Luminar shares fell as much as 9% after Reuters reported the move. The company did not immediately respond to a request for comment.
Mobileye is making rapid progress toward a full autonomous driving system using cameras and a custom-made processor chip, but the company plans to augment its cameras with lidar and radar sensors that will capture a three-dimensional view of the road. Mobileye believes it can meet the safety and reliability requirements automakers are demanding for production vehicles by combining the two approaches.
Mobileye has deals to supply its current camera-based driver assistance systems to BMW, Volkswagen AG and Nissan Motor Co. Those systems help with tasks such as adaptive cruise control and lane-keeping and but also generate and transmit mapping data for Mobileye as they drive.
Amnon Shashua, CEO of Mobileye and an Intel senior vice president, told Reuters that data allowed the company’s test vehicle to autonomously navigate the streets of Munich with only a week of setup and without flying any engineers from Mobileye headquarters in Israel to Germany.
“This is a critical milestone – this is what you need for scalability.

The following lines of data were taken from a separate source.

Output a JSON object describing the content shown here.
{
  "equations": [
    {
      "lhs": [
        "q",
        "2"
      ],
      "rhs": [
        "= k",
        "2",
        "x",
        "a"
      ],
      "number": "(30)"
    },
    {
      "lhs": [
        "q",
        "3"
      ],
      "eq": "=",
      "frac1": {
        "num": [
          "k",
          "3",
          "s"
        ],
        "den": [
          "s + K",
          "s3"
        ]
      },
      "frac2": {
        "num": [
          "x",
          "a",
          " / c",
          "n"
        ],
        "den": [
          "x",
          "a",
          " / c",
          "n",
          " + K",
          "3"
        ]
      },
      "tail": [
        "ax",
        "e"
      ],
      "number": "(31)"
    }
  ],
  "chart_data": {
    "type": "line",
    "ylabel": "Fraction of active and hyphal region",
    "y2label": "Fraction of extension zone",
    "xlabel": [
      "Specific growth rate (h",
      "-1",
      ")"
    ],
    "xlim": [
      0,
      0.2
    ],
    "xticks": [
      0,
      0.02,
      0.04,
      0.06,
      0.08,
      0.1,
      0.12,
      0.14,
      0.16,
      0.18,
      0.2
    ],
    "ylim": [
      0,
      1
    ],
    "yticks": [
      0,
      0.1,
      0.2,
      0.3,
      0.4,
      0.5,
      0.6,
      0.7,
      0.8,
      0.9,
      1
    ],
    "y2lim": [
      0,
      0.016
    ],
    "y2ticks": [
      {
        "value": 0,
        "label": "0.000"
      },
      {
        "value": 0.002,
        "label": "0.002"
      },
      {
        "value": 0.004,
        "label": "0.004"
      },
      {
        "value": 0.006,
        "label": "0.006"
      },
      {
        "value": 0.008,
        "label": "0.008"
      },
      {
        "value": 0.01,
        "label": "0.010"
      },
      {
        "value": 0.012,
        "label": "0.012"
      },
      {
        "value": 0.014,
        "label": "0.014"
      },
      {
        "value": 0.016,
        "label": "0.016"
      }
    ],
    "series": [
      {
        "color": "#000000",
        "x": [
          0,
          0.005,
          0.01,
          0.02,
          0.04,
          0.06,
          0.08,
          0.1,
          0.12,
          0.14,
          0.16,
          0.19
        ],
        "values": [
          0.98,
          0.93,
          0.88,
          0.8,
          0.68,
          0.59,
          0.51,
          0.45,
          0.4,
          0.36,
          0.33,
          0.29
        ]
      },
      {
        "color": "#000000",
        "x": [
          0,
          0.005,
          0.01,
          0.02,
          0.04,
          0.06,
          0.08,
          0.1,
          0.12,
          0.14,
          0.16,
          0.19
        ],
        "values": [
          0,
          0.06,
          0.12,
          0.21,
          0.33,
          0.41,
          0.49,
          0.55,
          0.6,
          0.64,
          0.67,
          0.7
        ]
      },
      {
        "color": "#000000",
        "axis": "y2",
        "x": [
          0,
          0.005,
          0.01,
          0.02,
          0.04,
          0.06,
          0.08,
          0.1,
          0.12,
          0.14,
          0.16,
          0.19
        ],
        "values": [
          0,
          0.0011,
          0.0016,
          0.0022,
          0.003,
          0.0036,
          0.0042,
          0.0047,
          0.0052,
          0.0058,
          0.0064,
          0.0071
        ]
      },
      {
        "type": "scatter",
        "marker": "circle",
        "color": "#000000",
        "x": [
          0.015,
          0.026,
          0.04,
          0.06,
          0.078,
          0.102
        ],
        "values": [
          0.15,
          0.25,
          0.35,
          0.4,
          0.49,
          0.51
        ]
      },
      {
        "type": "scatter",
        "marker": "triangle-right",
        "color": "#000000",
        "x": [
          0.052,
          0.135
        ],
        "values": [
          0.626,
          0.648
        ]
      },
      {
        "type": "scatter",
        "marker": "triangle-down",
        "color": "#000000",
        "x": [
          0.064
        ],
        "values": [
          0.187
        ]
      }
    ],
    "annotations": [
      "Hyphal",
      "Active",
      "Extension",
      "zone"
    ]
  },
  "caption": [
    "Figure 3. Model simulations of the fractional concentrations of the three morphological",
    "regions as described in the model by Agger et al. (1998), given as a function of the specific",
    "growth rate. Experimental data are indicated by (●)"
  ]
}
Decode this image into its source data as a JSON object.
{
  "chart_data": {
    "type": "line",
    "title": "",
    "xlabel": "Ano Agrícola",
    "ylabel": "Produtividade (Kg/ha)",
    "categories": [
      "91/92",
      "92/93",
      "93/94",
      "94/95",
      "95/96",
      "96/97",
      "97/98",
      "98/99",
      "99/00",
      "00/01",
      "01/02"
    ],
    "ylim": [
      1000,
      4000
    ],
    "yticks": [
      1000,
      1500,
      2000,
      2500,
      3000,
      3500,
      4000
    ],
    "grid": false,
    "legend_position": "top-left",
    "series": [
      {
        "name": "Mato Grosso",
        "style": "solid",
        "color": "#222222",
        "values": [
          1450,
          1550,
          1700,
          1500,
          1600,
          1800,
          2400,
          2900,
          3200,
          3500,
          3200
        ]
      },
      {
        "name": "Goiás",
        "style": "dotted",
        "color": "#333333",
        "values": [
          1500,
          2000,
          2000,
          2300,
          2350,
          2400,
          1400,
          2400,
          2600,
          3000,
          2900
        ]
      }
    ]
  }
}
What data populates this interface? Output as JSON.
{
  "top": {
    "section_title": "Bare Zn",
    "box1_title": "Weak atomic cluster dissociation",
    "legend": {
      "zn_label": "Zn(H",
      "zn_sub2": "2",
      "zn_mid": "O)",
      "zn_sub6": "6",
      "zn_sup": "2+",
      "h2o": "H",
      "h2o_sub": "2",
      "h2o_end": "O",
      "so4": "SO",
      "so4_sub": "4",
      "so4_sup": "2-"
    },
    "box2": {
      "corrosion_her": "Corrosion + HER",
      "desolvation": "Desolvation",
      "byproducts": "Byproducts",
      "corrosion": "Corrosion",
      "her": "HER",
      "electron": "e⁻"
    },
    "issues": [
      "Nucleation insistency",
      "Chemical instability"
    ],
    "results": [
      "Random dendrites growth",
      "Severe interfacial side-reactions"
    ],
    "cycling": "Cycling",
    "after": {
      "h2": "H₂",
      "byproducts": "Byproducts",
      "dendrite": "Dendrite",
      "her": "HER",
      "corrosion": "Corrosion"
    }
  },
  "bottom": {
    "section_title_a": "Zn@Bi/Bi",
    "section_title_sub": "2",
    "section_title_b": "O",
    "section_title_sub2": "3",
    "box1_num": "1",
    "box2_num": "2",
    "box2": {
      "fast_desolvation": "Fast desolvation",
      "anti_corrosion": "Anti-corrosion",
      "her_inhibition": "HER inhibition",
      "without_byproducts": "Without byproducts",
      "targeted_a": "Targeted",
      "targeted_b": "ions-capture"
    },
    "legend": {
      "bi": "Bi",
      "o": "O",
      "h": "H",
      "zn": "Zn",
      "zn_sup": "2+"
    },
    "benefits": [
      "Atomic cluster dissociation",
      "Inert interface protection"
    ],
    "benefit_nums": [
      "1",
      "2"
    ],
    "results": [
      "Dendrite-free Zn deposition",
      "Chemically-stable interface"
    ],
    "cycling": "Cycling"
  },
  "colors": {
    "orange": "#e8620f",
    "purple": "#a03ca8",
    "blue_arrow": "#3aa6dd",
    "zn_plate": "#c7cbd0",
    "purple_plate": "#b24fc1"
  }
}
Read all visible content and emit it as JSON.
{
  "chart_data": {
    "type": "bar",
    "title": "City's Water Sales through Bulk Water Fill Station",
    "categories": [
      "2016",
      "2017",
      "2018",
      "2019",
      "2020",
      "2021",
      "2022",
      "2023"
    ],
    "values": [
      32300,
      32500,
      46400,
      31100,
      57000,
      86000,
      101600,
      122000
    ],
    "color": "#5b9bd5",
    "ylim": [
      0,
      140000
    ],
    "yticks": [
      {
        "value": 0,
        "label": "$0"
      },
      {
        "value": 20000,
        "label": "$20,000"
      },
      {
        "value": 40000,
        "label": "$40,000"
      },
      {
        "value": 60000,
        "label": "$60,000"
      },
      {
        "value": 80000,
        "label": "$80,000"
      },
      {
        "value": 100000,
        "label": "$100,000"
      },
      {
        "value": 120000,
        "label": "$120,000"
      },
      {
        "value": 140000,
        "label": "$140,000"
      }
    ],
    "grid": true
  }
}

If you want to have a system at the consumer level, it has to be able to drive everywhere,” he told Reuters after the company posted footage of the successful test, which used a human safety driver as a backup.
Mobileye plans to demonstrate its camera-based systems with safety drivers in several more cities before rolling out a test fleet of 100 completely driverless vehicles augmented with lidar and radar in Tel Aviv in 2022.
In November, Mobileye said it had selected Luminar to supply lidar units starting in 2022. Luminar began trading as a public company earlier this month after a merger with Gores Metropoulos Inc, a special purpose acquisition company, or SPAC.
Shashua said the Luminar-based systems will cost between $10,000 and $20,000 and will be targeted at robo-taxis, which are commercial vehicles that can spread the cost of the system over many trips. But for 2025, Mobileye is developing its own lidar sensor that works on a principle called frequency modulated continuous wave, or FMCW, which is different from Luminar’s technology.
Shashua said the FMCW technology will benefit from Intel’s silicon photonics manufacturing expertise and will drive costs low enough for consumer cars. He said the house-built Mobileye lidar, in combination with cameras and radar, will be used on consumer vehicles and could also replace Luminar’s units in Mobileye-powered robo-taxis.
“We believe the cost of an entire self-driving system can be in the few thousand dollar range, and that brings us into a consumer vehicle position,” he said. “If we can make this work, it will also be used for robotaxis. But we have time to make that decision five years from today.”
Mobileye does plan to continue outsourcing the manufacturing of its processor chips, Shashua said. He said the next generation of chip, called the EyeQ6 and expected to arrive in 2023, will continue to be made by Taiwan Semiconductor Manufacturing Co’s using its 7-nanometer chipmaking process.